Das Kind schreit, wie die Mutter redet
Kurz nachdem sie mir davon erzählte, kam mir ein Artikel in den Sinn, den ich vor kurzem gelesen hatte. Er befasste sich mit dem Einfluss der Muttersprache auf die Schreimelodien der Babys. Da hab ich mich dann schon gefragt, wie das Kind, von dem mir meine Freundin erzählte wohl geschrien haben muss – bei gleich vier Sprachen. Denn die ersten Sprachen, die ein Kind hört, prägen auch seine Schreimelodie.

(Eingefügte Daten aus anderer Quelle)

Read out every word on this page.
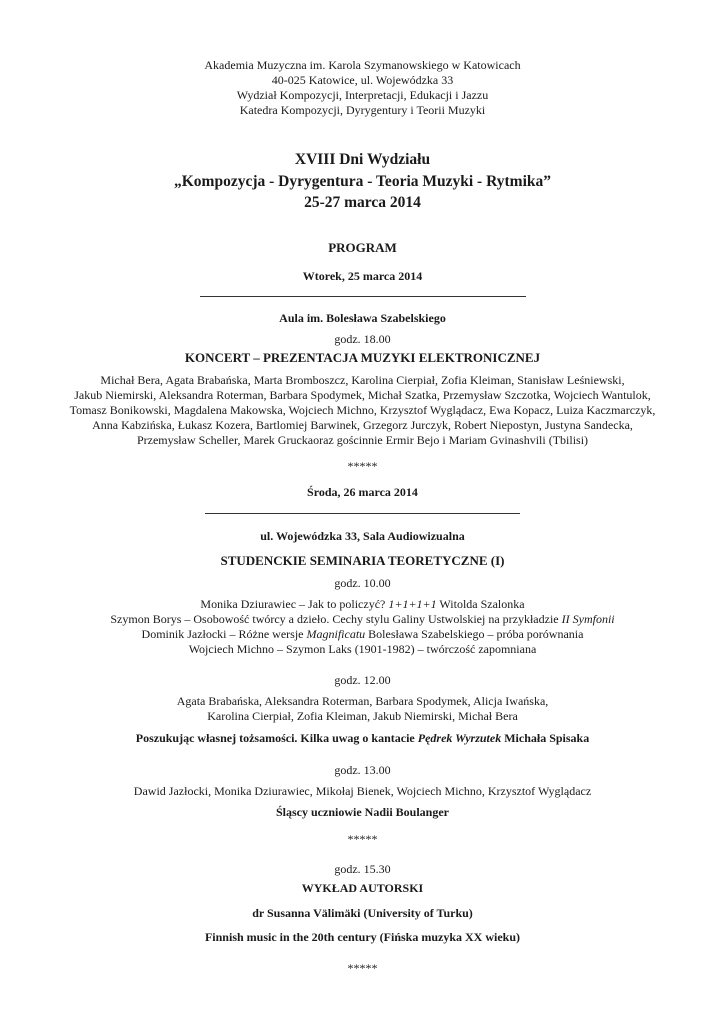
Akademia Muzyczna im. Karola Szymanowskiego w Katowicach
40-025 Katowice, ul. Wojewódzka 33
Wydział Kompozycji, Interpretacji, Edukacji i Jazzu
Katedra Kompozycji, Dyrygentury i Teorii Muzyki
XVIII Dni Wydziału
„Kompozycja - Dyrygentura - Teoria Muzyki - Rytmika”
25-27 marca 2014
PROGRAM
Wtorek, 25 marca 2014
Aula im. Bolesława Szabelskiego
godz. 18.00
KONCERT – PREZENTACJA MUZYKI ELEKTRONICZNEJ
Michał Bera, Agata Brabańska, Marta Bromboszcz, Karolina Cierpiał, Zofia Kleiman, Stanisław Leśniewski,
Jakub Niemirski, Aleksandra Roterman, Barbara Spodymek, Michał Szatka, Przemysław Szczotka, Wojciech Wantulok,
Tomasz Bonikowski, Magdalena Makowska, Wojciech Michno, Krzysztof Wyglądacz, Ewa Kopacz, Luiza Kaczmarczyk,
Anna Kabzińska, Łukasz Kozera, Bartlomiej Barwinek, Grzegorz Jurczyk, Robert Niepostyn, Justyna Sandecka,
Przemysław Scheller, Marek Gruckaoraz gościnnie Ermir Bejo i Mariam Gvinashvili (Tbilisi)
*****
Środa, 26 marca 2014
ul. Wojewódzka 33, Sala Audiowizualna
STUDENCKIE SEMINARIA TEORETYCZNE (I)
godz. 10.00
Monika Dziurawiec – Jak to policzyć? 1+1+1+1 Witolda Szalonka
Szymon Borys – Osobowość twórcy a dzieło. Cechy stylu Galiny Ustwolskiej na przykładzie II Symfonii
Dominik Jazłocki – Różne wersje Magnificatu Bolesława Szabelskiego – próba porównania
Wojciech Michno – Szymon Laks (1901-1982) – twórczość zapomniana
godz. 12.00
Agata Brabańska, Aleksandra Roterman, Barbara Spodymek, Alicja Iwańska,
Karolina Cierpiał, Zofia Kleiman, Jakub Niemirski, Michał Bera
Poszukując własnej tożsamości. Kilka uwag o kantacie Pędrek Wyrzutek Michała Spisaka
godz. 13.00
Dawid Jazłocki, Monika Dziurawiec, Mikołaj Bienek, Wojciech Michno, Krzysztof Wyglądacz
Śląscy uczniowie Nadii Boulanger
*****
godz. 15.30
WYKŁAD AUTORSKI
dr Susanna Välimäki (University of Turku)
Finnish music in the 20th century (Fińska muzyka XX wieku)
*****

Und welche genaue Rolle spielen eigentlich Vokale und Konsonanten in der Sprachentwicklung?
Sprache beginnt schon mit dem Schreien
Wissenschaftler des Max-Planck-Instituts für Kognitions- und Neurowissenschaften haben herausgefunden, dass französische Neugeborenen häufiger mit ansteigender Schreimelodie lallen, wobei sich deutsche Neugeborene eher mit absteigender Tonhöhe zu Wort melden. So rufen französische Kinder nach dem "Papá", während die deutschen nach ihrem "Pápa" verlangen. Zu dieser Erkenntnis kamen die Forscher, indem sie die Reaktionen von vier Monate alten Kindern auf eine fremde Sprachmelodie beobachteten. Die Untersuchungen am EEG zeigten, dass deutsche Kinder auf die unübliche Endbetonung verstört reagieren und das Gehirn eine besondere Aktivität aufzeigt.
Erste Laute haben weltweit gleiches Muster
Dabei folgen die ersten Laute, die Babys auf der ganzen Welt machen, demselben Schema. Unabhängig von der Muttersprache oder der Sprache die sie in den ersten Tagen und Monaten umgibt, formen Kleinkinder beim ersten Lallen und Plappern die gleichen Vokale und Konsonanten. Dazu untersuchten die Forscher nicht nur europäische Sprachen, sondern befassten sich auch mit Hebräisch, Estnisch, Suaheli und der Maori-Sprache.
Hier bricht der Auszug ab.